Although he did not mention it yesterday, in his September monetary policy statement Bollard voiced concern about an overheated housing market and the risk that it could spill over into more generalised inflation. The combination of higher housing costs and a tight labour market poses a risk of a pick-up in wage inflation.

The wealth effect meanwhile boosts consumption as people borrow and spend on the strength of paper gains in their net worth.

And he also worries about the longer-term effects of investment being diverted into housing from more productive areas.

O'Donovan said Westpac's model of the housing market, which takes accounts of such factors as population and income growth, interest rates, wealth effects and building costs, suggested that on average the market is overvalued by about 9 per cent. But the factors driving that were now turning, he said.

Fixed-term interest rates have already risen and floating rates look set to follow.

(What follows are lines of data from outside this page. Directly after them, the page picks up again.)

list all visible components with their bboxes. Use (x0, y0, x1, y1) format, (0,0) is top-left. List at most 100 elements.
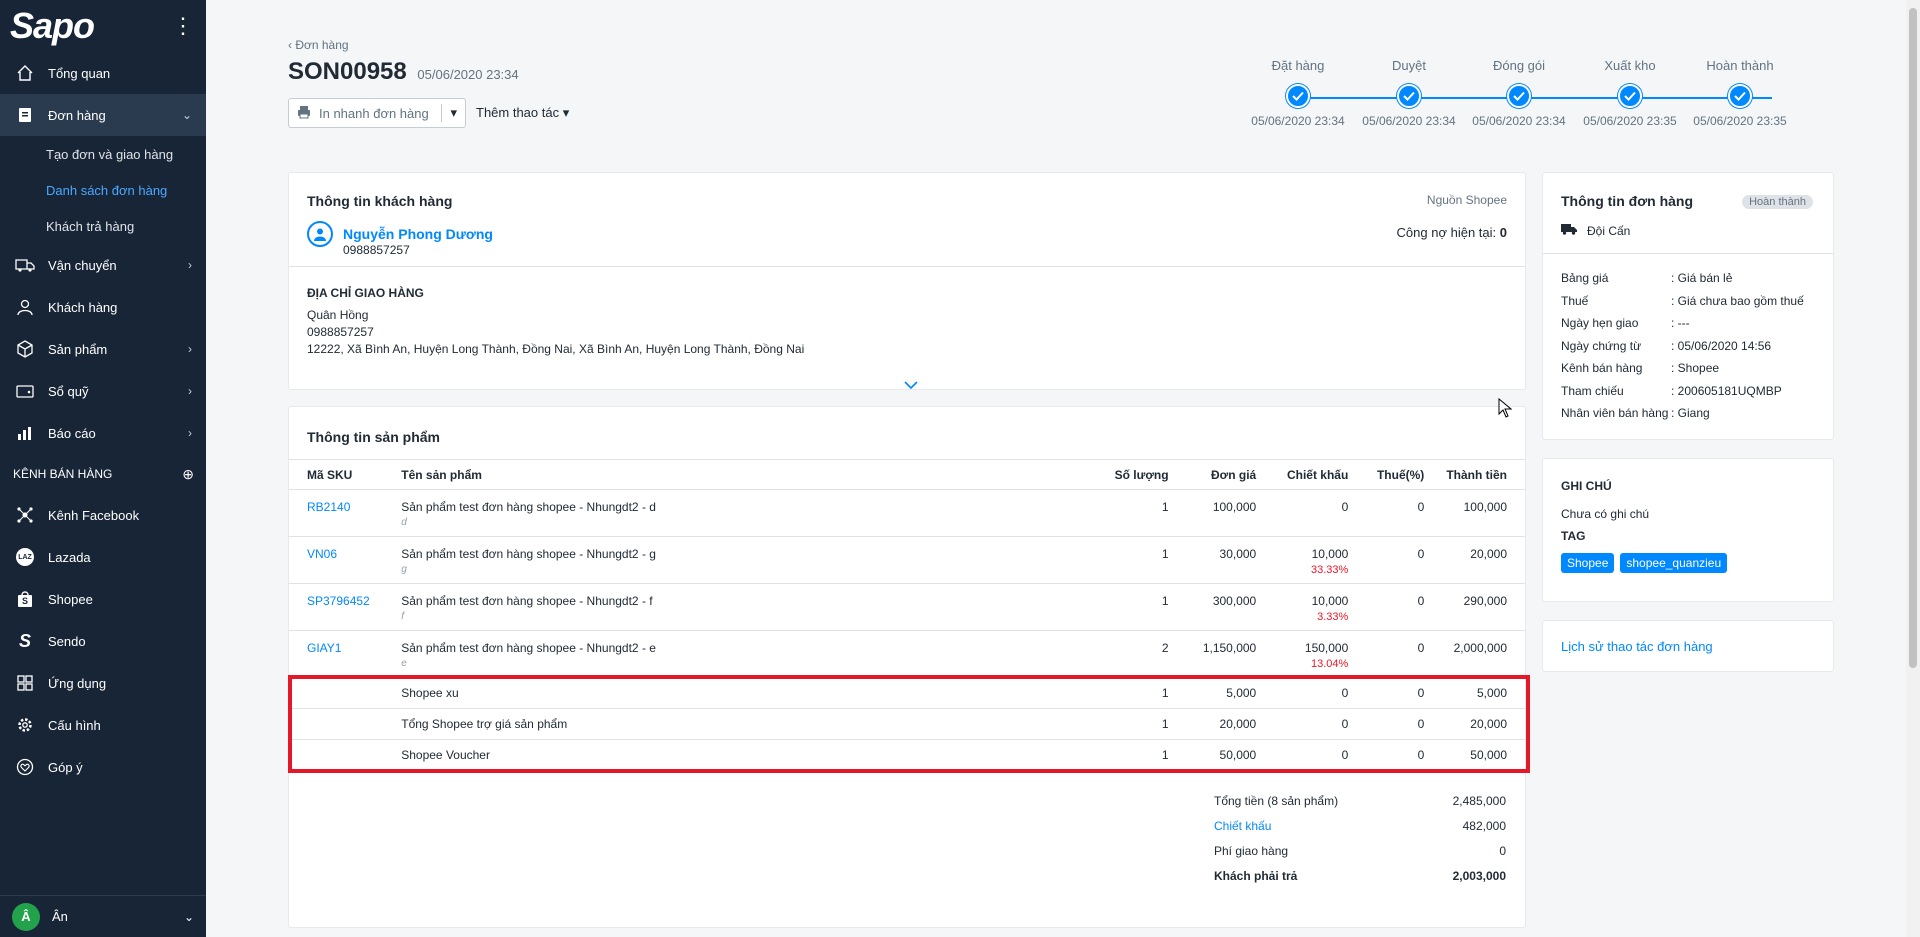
more-vertical-icon[interactable]: ⋮ (172, 15, 194, 37)
sidebar-item-settings[interactable]: Cấu hình (0, 704, 206, 746)
more-actions-label: Thêm thao tác (476, 105, 560, 120)
user-icon (14, 296, 36, 318)
customer-name-link[interactable]: Nguyễn Phong Dương (343, 226, 493, 242)
sidebar-item-feedback[interactable]: Góp ý (0, 746, 206, 788)
tax: 0 (1366, 536, 1443, 584)
step-date: 05/06/2020 23:35 (1583, 114, 1677, 128)
sku-link[interactable]: VN06 (289, 536, 398, 584)
qty: 1 (857, 583, 1187, 631)
amount-due-row: Khách phải trả 2,003,000 (1214, 863, 1506, 888)
chevron-down-icon: ⌄ (183, 909, 194, 924)
sidebar-item-label: Ứng dụng (48, 675, 107, 691)
product-name-cell: Sản phẩm test đơn hàng shopee - Nhungdt2… (397, 536, 858, 584)
sidebar-item-label: Kênh Facebook (48, 507, 140, 523)
discount-link[interactable]: Chiết khấu (1214, 819, 1271, 833)
sidebar-item-lazada[interactable]: LAZ Lazada (0, 536, 206, 578)
sidebar-item-cashbook[interactable]: Sổ quỹ › (0, 370, 206, 412)
sidebar: Sapo ⋮ Tổng quan Đơn hàng ⌄ Tạo đơn và g… (0, 0, 206, 937)
product-variant: d (401, 517, 407, 528)
qty: 2 (857, 630, 1187, 678)
main-content: ‹ Đơn hàng SON00958 05/06/2020 23:34 In … (206, 0, 1906, 937)
sidebar-subitem-returns[interactable]: Khách trả hàng (0, 208, 206, 244)
step-packed: Đóng gói 05/06/2020 23:34 (1464, 58, 1574, 128)
sidebar-item-label: Sản phẩm (48, 341, 108, 357)
info-key: Thuế (1561, 293, 1589, 308)
sidebar-item-customers[interactable]: Khách hàng (0, 286, 206, 328)
sidebar-item-shipping[interactable]: Vận chuyển › (0, 244, 206, 286)
step-date: 05/06/2020 23:35 (1693, 114, 1787, 128)
discount: 0 (1341, 500, 1349, 514)
discount-percent: 13.04% (1310, 658, 1349, 670)
truck-icon (14, 254, 36, 276)
sku-link[interactable]: GIAY1 (289, 630, 398, 678)
info-row-delivery-date: Ngày hẹn giao: --- (1561, 312, 1804, 335)
shipping-fee-row: Phí giao hàng 0 (1214, 838, 1506, 863)
shipping-address-title: ĐỊA CHỈ GIAO HÀNG (307, 286, 424, 300)
discount-row: Chiết khấu 482,000 (1214, 813, 1506, 838)
order-history-link[interactable]: Lịch sử thao tác đơn hàng (1561, 639, 1713, 654)
shipping-fee-value: 0 (1499, 843, 1506, 858)
sidebar-item-label: Tổng quan (48, 65, 111, 81)
col-sku: Mã SKU (289, 459, 398, 490)
col-qty: Số lượng (857, 459, 1187, 490)
tax: 0 (1366, 630, 1443, 678)
page-title: SON00958 05/06/2020 23:34 (288, 58, 519, 86)
user-icon (307, 221, 333, 247)
col-price: Đơn giá (1186, 459, 1275, 490)
notes-empty: Chưa có ghi chú (1561, 507, 1650, 521)
sidebar-item-overview[interactable]: Tổng quan (0, 52, 206, 94)
vertical-scrollbar[interactable] (1906, 0, 1920, 937)
sidebar-item-orders[interactable]: Đơn hàng ⌄ (0, 94, 206, 136)
table-row: RB2140 Sản phẩm test đơn hàng shopee - N… (289, 489, 1525, 537)
heart-circle-icon (14, 756, 36, 778)
sidebar-item-apps[interactable]: Ứng dụng (0, 662, 206, 704)
debt-value: 0 (1499, 225, 1507, 240)
caret-down-icon[interactable]: ▾ (441, 104, 457, 122)
step-label: Đặt hàng (1271, 58, 1325, 73)
product-variant: f (401, 611, 405, 622)
sku-link[interactable]: RB2140 (289, 489, 398, 537)
sidebar-item-label: Vận chuyển (48, 257, 117, 273)
sidebar-item-label: Lazada (48, 549, 91, 565)
info-row-tax: Thuế: Giá chưa bao gồm thuế (1561, 290, 1804, 313)
sapo-logo[interactable]: Sapo (10, 5, 95, 47)
breadcrumb[interactable]: ‹ Đơn hàng (288, 38, 349, 52)
customer-phone: 0988857257 (343, 243, 410, 257)
step-date: 05/06/2020 23:34 (1362, 114, 1456, 128)
tags-title: TAG (1561, 529, 1586, 543)
add-circle-icon[interactable]: ⊕ (182, 466, 194, 483)
order-info-card: Thông tin đơn hàng Hoàn thành Đội Cấn Bả… (1542, 172, 1834, 440)
avatar: Â (12, 902, 40, 931)
discount: 10,000 (1311, 547, 1349, 561)
sidebar-item-reports[interactable]: Báo cáo › (0, 412, 206, 454)
sku-link[interactable]: SP3796452 (289, 583, 398, 631)
tag[interactable]: Shopee (1561, 553, 1615, 573)
notes-card: GHI CHÚ Chưa có ghi chú TAG Shopee shope… (1542, 458, 1834, 602)
logo-row: Sapo ⋮ (0, 0, 206, 52)
price: 100,000 (1186, 489, 1275, 537)
quick-print-button[interactable]: In nhanh đơn hàng ▾ (288, 98, 466, 128)
info-row-channel: Kênh bán hàng: Shopee (1561, 357, 1804, 380)
line-total: 20,000 (1442, 536, 1525, 584)
discount-cell: 0 (1274, 489, 1367, 537)
col-total: Thành tiền (1442, 459, 1525, 490)
address-recipient: Quân Hồng (307, 308, 369, 322)
sidebar-subitem-order-list[interactable]: Danh sách đơn hàng (0, 172, 206, 208)
chevron-down-icon[interactable] (903, 377, 919, 393)
current-user[interactable]: Â Ân ⌄ (0, 895, 206, 937)
col-tax: Thuế(%) (1366, 459, 1443, 490)
sidebar-subitem-create-order[interactable]: Tạo đơn và giao hàng (0, 136, 206, 172)
clipboard-icon (14, 104, 36, 126)
sidebar-item-shopee[interactable]: S Shopee (0, 578, 206, 620)
wallet-icon (14, 380, 36, 402)
tag[interactable]: shopee_quanzieu (1620, 553, 1728, 573)
discount-percent: 3.33% (1317, 611, 1349, 623)
product-name: Sản phẩm test đơn hàng shopee - Nhungdt2… (401, 641, 656, 655)
sidebar-item-sendo[interactable]: S Sendo (0, 620, 206, 662)
chevron-right-icon: › (188, 426, 192, 440)
sidebar-item-label: Sổ quỹ (48, 383, 89, 399)
sidebar-item-products[interactable]: Sản phẩm › (0, 328, 206, 370)
scrollbar-thumb[interactable] (1909, 8, 1917, 668)
sidebar-item-facebook[interactable]: Kênh Facebook (0, 494, 206, 536)
more-actions-dropdown[interactable]: Thêm thao tác ▾ (476, 105, 569, 121)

The inflow of migrants, while still strong, is easing. High levels of construction are adding to the supply of housing.

Other investment classes are beginning to post improved performances, while rental yields are low.

Meanwhile, O'Donovan said, the data did not show a problem of generalised inflation with measures such as the weighted median, at 0.5 per cent in latest quarter, bang in the middle of the bank's target range.

National Bank economist Cameron Bagrie said that while the risks to the export sector had eased, they had not been eliminated. "The New Zealand dollar has popped through the US60c level, a key psychological barrier."

On a trade-weighted basis the New Zealand dollar has been running lower than the Reserve Bank assumed in its September forecasts.

Its appreciation against the US dollar has been offset by weakening against the Australian dollar and the Japanese yen, which has taken over from the euro in bearing the brunt of a global rebalancing of currencies as the US dollar weakens under the weight of its current account and fiscal deficits. That means less downward pressure on inflation than the Reserve Bank was counting on.

But on a trade-weighted basis the NZ dollar has risen about 1 per cent this week. "The game's not over as far as currency appreciation is concerned," O'Donovan said.